Rule 21 is titled “Misjoinder and Non-Joinder of Parties.” However, it may be used to organize problematical issues other than joinder problems. 4 Moore’s Federal Practice § 21.02(1) (“The courts have properly concluded that they may issue orders under Rule 21 even in the absence of misjoinder and non-joinder of parties, to construct a case for the efficient administration of justice.”). In addition, the Rule explicitly provides authority to sever parties sua sponte “on such terms as are just.” Fed.R.Civ.P. 21; see Stark v. Indep. Sch. Distr.

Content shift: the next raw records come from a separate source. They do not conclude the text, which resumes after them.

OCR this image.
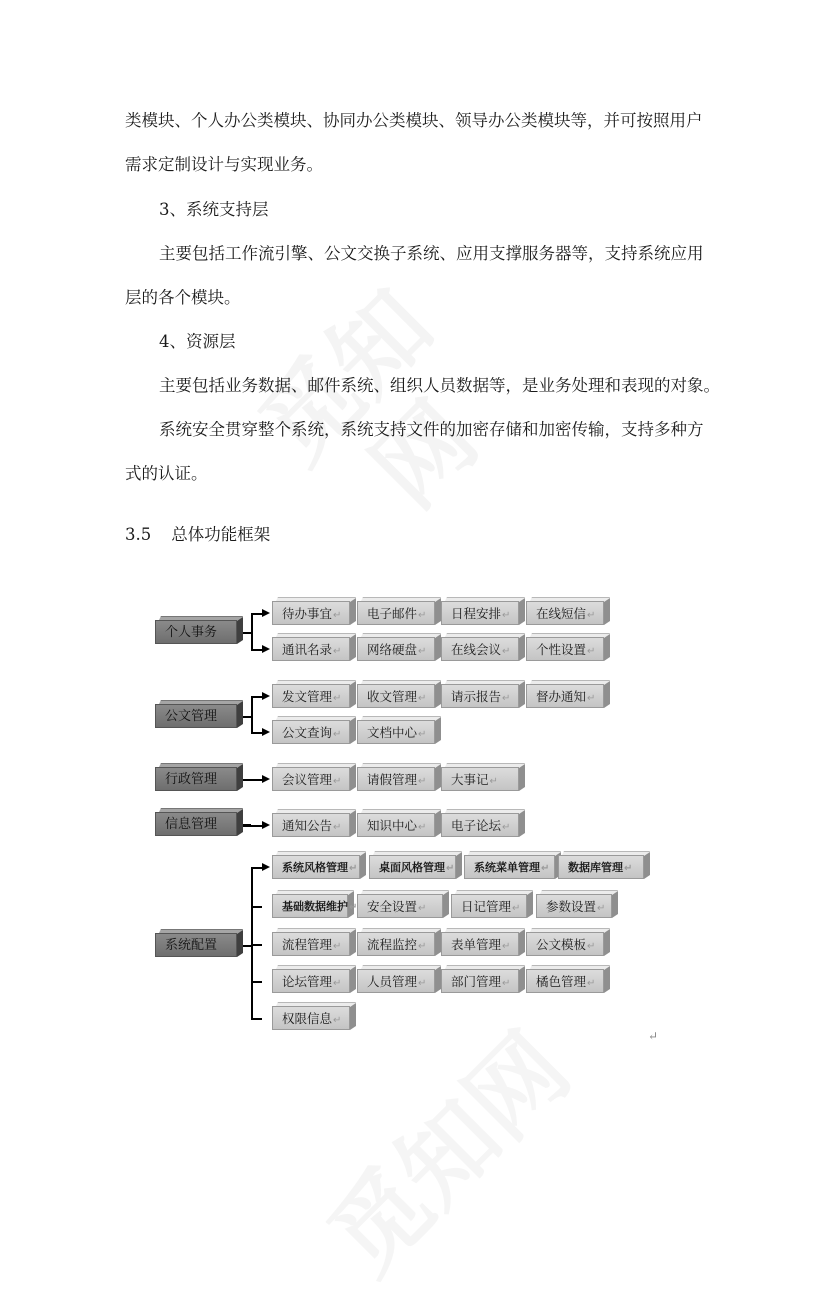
类模块、个人办公类模块、协同办公类模块、领导办公类模块等，并可按照用户
需求定制设计与实现业务。
3、系统支持层
主要包括工作流引擎、公文交换子系统、应用支撑服务器等，支持系统应用
层的各个模块。
4、资源层
主要包括业务数据、邮件系统、组织人员数据等，是业务处理和表现的对象。
系统安全贯穿整个系统，系统支持文件的加密存储和加密传输，支持多种方
式的认证。
3.5 总体功能框架
个人事务
待办事宜↵	电子邮件↵	日程安排↵	在线短信↵
通讯名录↵	网络硬盘↵	在线会议↵	个性设置↵
公文管理
发文管理↵	收文管理↵	请示报告↵	督办通知↵
公文查询↵	文档中心↵
行政管理	会议管理↵	请假管理↵	大事记↵
信息管理	通知公告↵	知识中心↵	电子论坛↵
系统配置
系统风格管理↵	桌面风格管理↵	系统菜单管理↵	数据库管理↵
基础数据维护↵ 安全设置↵	日记管理↵	参数设置↵
流程管理↵	流程监控↵	表单管理↵	公文模板↵
论坛管理↵	人员管理↵	部门管理↵	橘色管理↵
权限信息↵
↵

No. 640, 163 F.R.D. 557, 564 (D.Minn.1995) (“the underlying purpose of Rules 19, 20 and 21 is to allow the district court itself to exercise its power to align the parties and the issues presented in a single lawsuit in a way that will foster judicial efficiency, while protecting parties against prejudice.”).

Whether severance is warranted requires balancing of several considerations, including “the convenience of the parties, avoidance of prejudice to either party, and promotion of the expeditious resolution of the litigation.” German v. Federal Home Loan Mortgage Corp., 896 F.Supp. 1385, 1400 n. 6 (2d Cir.1995), citing Sutton Hill Assocs. v. Landes, Civ.A. No. 87-8452, 1988 WL 56710, at *2 (S.D.N.Y. May 25, 1988) (distinguishing between the effects of Rule 21 and Rule 42(b), though “the same concerns are considered by the court”). Specific factors are “(1) whether the issues sought to be tried separately are significantly different from one another, (2) whether the separable issues require the testimony of different witnesses and different documentary proof, (3) whether the party opposing the severance will be prejudiced if it is granted, and (4) whether the party requesting the severance will be prejudiced if it is not granted.” German v. Federal Home Loan Mortgage Corp., 896 F.Supp. at 1400; see Fanning v. Black & Decker, Civ.A. No. 98-6141,1999 WL 163628, at *3 (E.D.Pa. Mar. 18,1999).

In the present instance, that analysis favors severing the claims of the plaintiff Committee against Cogen, Sklar and Lafferty from those against the other defendants and transferring them to a new action. The third-party claim against Cogen, Sklar will remain in the original action. The progress toward trial that has occurred in this triad of complex cases and the distinctiveness of the dismissal issues on appeal tip the balance toward finality as to the dismissed claims.6 Plaintiff advocates severance — so that “any potential recoveries can be made and distributed as soon as possible and the entire matter brought to a close.” PI. response at 3. As against this request for prompt disposition, the sole prejudice asserted by the other defendants is the presence of the third-party contribution claim. See Freedom Int’l Trucks, Inc. of New Jersey v. Eagle Enters., Inc., Civ.A. No. 97-4237, 1998 WL 695397, at *4 (E.D.Pa. Oct. 5, 1998) (“I find that the prejudice to [plaintiff] if the proceedings are stalled further, combined with the lack of any clear showing of prejudice to [defendants], outweighs the potential inefficiencies in discovery or multiple trials.”).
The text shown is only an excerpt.